Перед нами на дисплеях были отправленные мной по электронной почте цифровые изображения статуи.

— Во-первых, если статую сделали до вторжения англо-норманнов, как он заявляет, работа была бы грубее, а поза более скованной — Пресвятая Дева скорее всего восседала бы на троне. Во-вторых, до 1200 года ее очень редко изображали в образе кормящей матери. На мой взгляд, это деревянная готическая скульптура, изготовленная где-то между 1250 и 1400 годами. В пользу предположения говорит и легкий изгиб туловища, и слегка отставленное бедро, и тщательно проработанные, а не просто намеченные складки ткани. В то же время и в позе, и в трактовке одежд ощущается определенная сдержанность. А после 1400 года предпочтение чаще отдавалось так называемым «прекрасным Мадоннам», очень женственным и привлекательным — в развевающихся одеждах, с мечтательно-задумчивым выражением лица.

— Как раз в данный момент я разглядываю ее со спины — длинные косы, вуали нет, красная мантия… Что скажешь?

— Меня это тоже озадачивает. Хотя может и подсказать, откуда она сюда попала. Сомневаюсь в ее ирландском или британском происхождении. Исходя из того немногого, чем мы располагаем, видно, что работы наших художников того времени заметно проще и безыскуснее. С уверенностью можно утверждать лишь одно: статуе было предназначено стоять в храме, на открытом и, возможно, огороженном по кругу месте, чтобы многолюдные группы паломников могли видеть ее со всех сторон. Равно годилась она и для того, чтобы носить по улицам во время праздничных процессий.
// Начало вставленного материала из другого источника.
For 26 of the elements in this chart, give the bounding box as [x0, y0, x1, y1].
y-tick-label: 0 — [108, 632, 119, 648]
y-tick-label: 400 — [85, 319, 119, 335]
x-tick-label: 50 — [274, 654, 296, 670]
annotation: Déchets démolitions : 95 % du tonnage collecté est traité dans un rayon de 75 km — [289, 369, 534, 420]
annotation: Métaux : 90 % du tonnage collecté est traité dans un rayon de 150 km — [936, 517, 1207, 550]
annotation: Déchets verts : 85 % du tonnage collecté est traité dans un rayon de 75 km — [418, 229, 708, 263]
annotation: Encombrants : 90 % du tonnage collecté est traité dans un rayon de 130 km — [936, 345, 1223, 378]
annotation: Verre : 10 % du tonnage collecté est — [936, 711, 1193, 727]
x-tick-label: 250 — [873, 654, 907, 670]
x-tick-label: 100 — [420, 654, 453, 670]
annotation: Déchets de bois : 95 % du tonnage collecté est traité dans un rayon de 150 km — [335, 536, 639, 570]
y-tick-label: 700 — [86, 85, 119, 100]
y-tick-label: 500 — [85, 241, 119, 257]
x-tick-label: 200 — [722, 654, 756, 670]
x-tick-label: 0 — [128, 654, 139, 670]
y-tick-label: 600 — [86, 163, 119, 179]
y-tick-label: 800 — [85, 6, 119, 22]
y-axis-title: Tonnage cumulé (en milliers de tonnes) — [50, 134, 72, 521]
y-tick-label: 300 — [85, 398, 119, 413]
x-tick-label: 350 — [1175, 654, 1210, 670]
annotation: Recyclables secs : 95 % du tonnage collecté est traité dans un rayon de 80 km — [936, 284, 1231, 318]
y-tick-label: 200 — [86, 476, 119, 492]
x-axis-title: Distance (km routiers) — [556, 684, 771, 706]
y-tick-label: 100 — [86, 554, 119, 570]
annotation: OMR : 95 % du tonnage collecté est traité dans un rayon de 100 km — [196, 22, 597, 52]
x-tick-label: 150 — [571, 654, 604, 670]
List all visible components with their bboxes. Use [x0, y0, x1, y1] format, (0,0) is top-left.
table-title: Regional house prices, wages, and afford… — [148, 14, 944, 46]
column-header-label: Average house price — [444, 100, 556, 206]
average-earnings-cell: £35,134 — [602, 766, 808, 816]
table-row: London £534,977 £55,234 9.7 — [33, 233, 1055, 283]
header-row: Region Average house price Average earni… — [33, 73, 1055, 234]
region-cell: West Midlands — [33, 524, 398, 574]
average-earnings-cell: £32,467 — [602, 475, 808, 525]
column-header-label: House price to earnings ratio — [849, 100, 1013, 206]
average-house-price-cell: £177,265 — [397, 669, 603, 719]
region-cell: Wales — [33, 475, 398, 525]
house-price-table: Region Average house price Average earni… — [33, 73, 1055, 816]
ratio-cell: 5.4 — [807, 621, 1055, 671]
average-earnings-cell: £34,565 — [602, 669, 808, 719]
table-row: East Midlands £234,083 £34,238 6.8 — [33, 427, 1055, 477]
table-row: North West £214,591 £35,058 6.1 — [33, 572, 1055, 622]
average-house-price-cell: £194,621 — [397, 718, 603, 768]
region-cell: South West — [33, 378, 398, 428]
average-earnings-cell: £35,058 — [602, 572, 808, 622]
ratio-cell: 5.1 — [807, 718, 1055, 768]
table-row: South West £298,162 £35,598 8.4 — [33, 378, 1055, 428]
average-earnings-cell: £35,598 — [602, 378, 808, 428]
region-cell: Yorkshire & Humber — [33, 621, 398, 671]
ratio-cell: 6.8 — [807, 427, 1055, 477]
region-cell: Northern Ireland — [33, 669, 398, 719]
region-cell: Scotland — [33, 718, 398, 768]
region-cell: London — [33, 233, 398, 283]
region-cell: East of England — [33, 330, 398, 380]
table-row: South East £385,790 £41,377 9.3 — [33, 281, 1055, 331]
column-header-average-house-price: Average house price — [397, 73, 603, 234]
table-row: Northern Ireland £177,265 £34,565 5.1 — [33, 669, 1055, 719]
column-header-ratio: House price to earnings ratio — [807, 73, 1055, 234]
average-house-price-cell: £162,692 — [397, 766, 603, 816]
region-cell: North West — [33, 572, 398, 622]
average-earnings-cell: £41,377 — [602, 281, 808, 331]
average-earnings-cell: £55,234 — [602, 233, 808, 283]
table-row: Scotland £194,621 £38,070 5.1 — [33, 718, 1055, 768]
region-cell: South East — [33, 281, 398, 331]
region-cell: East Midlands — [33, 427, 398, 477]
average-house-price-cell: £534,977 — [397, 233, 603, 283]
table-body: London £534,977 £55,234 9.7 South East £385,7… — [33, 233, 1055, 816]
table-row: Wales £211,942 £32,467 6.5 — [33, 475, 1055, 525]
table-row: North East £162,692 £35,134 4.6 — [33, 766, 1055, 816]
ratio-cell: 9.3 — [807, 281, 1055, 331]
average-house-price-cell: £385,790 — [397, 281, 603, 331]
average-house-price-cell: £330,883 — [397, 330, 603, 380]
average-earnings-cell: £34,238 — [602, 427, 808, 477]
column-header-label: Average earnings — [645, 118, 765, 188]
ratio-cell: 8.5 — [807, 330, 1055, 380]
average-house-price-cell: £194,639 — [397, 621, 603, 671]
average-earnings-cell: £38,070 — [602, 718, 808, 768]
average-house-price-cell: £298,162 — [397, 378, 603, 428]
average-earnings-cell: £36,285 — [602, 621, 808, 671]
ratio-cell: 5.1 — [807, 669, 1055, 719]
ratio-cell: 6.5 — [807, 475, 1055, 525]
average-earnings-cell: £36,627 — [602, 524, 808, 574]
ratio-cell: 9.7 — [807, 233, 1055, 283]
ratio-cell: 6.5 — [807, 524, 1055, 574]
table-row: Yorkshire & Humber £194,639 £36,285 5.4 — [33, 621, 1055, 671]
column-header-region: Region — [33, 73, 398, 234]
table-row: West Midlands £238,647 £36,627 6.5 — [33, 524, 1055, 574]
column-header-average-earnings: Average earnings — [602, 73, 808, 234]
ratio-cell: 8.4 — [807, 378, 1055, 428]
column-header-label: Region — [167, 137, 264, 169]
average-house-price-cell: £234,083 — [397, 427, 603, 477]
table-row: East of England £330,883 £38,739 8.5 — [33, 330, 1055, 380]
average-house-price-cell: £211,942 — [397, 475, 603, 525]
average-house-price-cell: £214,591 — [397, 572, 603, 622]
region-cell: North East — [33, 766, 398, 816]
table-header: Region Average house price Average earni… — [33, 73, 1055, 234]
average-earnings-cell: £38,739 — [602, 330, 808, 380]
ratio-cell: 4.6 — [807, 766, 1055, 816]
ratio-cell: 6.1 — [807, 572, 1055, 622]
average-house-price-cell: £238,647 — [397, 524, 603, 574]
— Так что ты хочешь сказать? Статуя действительно была предметом культа?

— Вполне возможно, что именно для этого ее сделали. Но есть нечто, что на фотографиях в глаза сразу не бросается. На поверхности нет следов грязи, дыма или свечного сала; никаких признаков того, что ее переносили или перевозили, — сколов, царапин; вообще никаких повреждений. И это после без малого четырехсот лет поклонения! Так не бывает.

— А если отреставрировали и перекрасили, прежде чем убрать подальше?

— Не исключено. Но тогда решение спрятать ее под землей выглядит совсем странным.

— В те времена ценности нередко зарывали на кладбищах, — не отступала Мюриэл. — Погосты при церквях находились вне юрисдикции гражданских властей — чем не ключ к разгадке? Статую могли спрятать в период гонений на монастыри. А поскольку на кладбище хоронили умерших от чумы, то заодно надеялись, что боязнь заразы отпугнет воров.